8.    Terms of Use and Opt-out Rights

(a)    Engagement and Use of Our Services. If a customer chooses to engage with NLRG or use our Services, the customer's action is hereby deemed acceptance of NLRG’s practices described in this Privacy Notice. 

(b)    Withdrawal of Consent. If we are relying on your consent to process your personal information, whether express or implied, you have the right to withdraw your consent at any time. You can withdraw your consent by contacting us using any of the methods specified above. However, please note that this will not affect the lawfulness of the processing before its withdrawal nor, when applicable law allows, will it affect the processing of your personal information conducted in reliance on lawful processing grounds other than consent.

(c)    Opting Out of Marketing and Promotional Communications. You can unsubscribe from our marketing and promotional communications at any time by clicking on the unsubscribe link in the emails that we send, replying “STOP” or “UNSUBSCRIBE” to the SMS messages that we send, or by contacting us using the contact information provided above. You will then be removed from the marketing lists — however, we may still communicate with you to send you service-related messages that are necessary for the administration and use of your account, to respond to service requests, or for other non-marketing purposes.

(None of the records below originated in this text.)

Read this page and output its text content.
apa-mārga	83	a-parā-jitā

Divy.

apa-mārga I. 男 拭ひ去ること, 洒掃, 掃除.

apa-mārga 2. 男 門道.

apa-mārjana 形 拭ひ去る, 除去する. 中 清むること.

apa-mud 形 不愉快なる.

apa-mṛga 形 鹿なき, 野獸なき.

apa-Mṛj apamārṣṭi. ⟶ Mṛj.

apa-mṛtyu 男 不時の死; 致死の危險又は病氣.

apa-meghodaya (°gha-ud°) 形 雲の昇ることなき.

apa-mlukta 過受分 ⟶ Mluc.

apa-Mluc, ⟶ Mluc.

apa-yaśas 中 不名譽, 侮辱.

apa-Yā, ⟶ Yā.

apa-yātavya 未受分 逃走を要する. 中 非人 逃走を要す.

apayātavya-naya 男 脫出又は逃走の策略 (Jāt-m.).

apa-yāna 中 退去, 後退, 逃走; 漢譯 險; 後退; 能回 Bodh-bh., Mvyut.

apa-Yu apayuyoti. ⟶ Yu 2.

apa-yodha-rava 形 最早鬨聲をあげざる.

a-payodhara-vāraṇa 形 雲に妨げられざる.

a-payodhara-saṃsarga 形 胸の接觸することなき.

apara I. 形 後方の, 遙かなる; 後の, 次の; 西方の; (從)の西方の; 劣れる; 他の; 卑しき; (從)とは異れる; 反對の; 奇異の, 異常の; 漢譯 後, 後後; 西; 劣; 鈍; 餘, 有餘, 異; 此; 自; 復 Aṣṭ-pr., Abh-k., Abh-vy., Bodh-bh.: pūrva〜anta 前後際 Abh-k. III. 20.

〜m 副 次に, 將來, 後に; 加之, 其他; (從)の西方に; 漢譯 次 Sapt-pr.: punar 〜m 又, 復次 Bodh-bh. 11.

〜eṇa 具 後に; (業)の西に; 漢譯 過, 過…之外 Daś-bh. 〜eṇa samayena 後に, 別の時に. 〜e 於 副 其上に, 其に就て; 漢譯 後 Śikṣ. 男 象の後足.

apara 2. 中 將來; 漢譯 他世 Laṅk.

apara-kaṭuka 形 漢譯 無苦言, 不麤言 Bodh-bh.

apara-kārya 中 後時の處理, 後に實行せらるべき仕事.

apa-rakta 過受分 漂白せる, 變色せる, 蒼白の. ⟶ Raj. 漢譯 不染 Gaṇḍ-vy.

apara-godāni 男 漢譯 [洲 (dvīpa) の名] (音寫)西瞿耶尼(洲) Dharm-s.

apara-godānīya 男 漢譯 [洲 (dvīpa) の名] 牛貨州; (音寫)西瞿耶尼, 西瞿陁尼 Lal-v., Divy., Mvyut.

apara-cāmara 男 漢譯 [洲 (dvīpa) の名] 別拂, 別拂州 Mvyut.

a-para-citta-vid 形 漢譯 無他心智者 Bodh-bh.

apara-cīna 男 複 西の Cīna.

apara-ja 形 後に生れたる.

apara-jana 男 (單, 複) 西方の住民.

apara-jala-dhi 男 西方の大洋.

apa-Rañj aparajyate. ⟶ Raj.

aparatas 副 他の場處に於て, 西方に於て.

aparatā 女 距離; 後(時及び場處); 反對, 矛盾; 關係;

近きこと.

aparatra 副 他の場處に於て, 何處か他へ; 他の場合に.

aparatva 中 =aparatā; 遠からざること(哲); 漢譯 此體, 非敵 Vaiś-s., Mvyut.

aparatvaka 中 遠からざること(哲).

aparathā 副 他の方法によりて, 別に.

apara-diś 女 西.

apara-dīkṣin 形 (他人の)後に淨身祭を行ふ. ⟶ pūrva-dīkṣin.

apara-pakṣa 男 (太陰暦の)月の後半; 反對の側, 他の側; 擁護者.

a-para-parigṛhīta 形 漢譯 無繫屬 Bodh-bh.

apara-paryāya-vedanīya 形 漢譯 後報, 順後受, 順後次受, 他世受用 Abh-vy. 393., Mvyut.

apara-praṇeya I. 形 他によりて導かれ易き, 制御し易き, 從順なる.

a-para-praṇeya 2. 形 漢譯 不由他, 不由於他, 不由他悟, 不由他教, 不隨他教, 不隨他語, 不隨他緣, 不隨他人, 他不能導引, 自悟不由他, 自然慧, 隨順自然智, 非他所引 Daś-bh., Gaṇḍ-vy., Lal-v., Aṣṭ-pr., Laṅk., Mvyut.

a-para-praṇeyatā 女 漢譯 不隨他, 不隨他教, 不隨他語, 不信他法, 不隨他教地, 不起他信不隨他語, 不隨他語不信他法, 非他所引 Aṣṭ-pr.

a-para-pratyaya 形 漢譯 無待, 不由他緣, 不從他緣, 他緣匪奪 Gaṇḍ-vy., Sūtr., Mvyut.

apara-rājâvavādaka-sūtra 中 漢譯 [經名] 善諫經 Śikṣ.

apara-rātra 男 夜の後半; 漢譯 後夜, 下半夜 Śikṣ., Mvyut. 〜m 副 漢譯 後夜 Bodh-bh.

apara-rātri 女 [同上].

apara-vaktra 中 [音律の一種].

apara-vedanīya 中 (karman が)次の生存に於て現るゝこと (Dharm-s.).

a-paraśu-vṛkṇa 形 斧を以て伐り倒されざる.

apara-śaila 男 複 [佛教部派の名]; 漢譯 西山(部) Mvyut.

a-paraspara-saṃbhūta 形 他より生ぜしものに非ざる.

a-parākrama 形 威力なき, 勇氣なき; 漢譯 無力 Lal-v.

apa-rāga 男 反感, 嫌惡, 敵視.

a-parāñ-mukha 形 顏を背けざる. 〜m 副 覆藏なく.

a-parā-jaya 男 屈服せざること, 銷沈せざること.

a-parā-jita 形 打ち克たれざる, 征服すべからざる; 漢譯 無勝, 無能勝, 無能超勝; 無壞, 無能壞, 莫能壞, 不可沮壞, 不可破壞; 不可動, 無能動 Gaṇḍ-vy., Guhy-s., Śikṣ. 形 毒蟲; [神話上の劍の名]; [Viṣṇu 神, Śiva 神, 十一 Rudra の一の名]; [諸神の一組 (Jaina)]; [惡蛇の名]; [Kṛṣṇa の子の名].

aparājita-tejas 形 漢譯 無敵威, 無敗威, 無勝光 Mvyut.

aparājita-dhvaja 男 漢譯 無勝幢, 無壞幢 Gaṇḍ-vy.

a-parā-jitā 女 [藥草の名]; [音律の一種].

(d)    Account Information, Correction, or Termination. If you would like to review or change the information in your customer account or terminate your account, you can contact us using the contact information provided above. Upon your request to terminate your account, we will deactivate or delete your account and information from our active databases. However, we may retain some information in our files to prevent fraud, troubleshoot problems, assist with any investigations, enforce our legal terms, and/or comply with applicable legal requirements.

(e)    No Collection of Data from Minors. We do not knowingly solicit data from or market to children under 18 years of age. By using our Services, you represent that you are at least 18, or that you are the parent or guardian of a minor and consent to such minor dependent’s use of our Services. If we learn that personal information from a user under 18 years of age has been collected, we will deactivate the account and take reasonable measures to promptly delete such data from our records. If you become aware of any data we may have collected from children under age 18, please contact us at privacy@nlrg.com.

(f)    Controls for Do-Not-Track Features. Most web browsers and some mobile operating systems and mobile applications include a Do-Not-Track ("DNT") feature, or other setting that can signal your privacy preference not to have data about your online browsing activities monitored and collected. As of the effective date of this Privacy Notice, no uniform technology standard for recognizing and implementing DNT signals has been finalized. As such, we do not currently respond to DNT browser signals or other mechanisms that automatically communicate your choice not to be tracked online. If a standard for online tracking is adopted that we must follow in the future, we will inform you about that practice in a revised version of this Privacy Notice.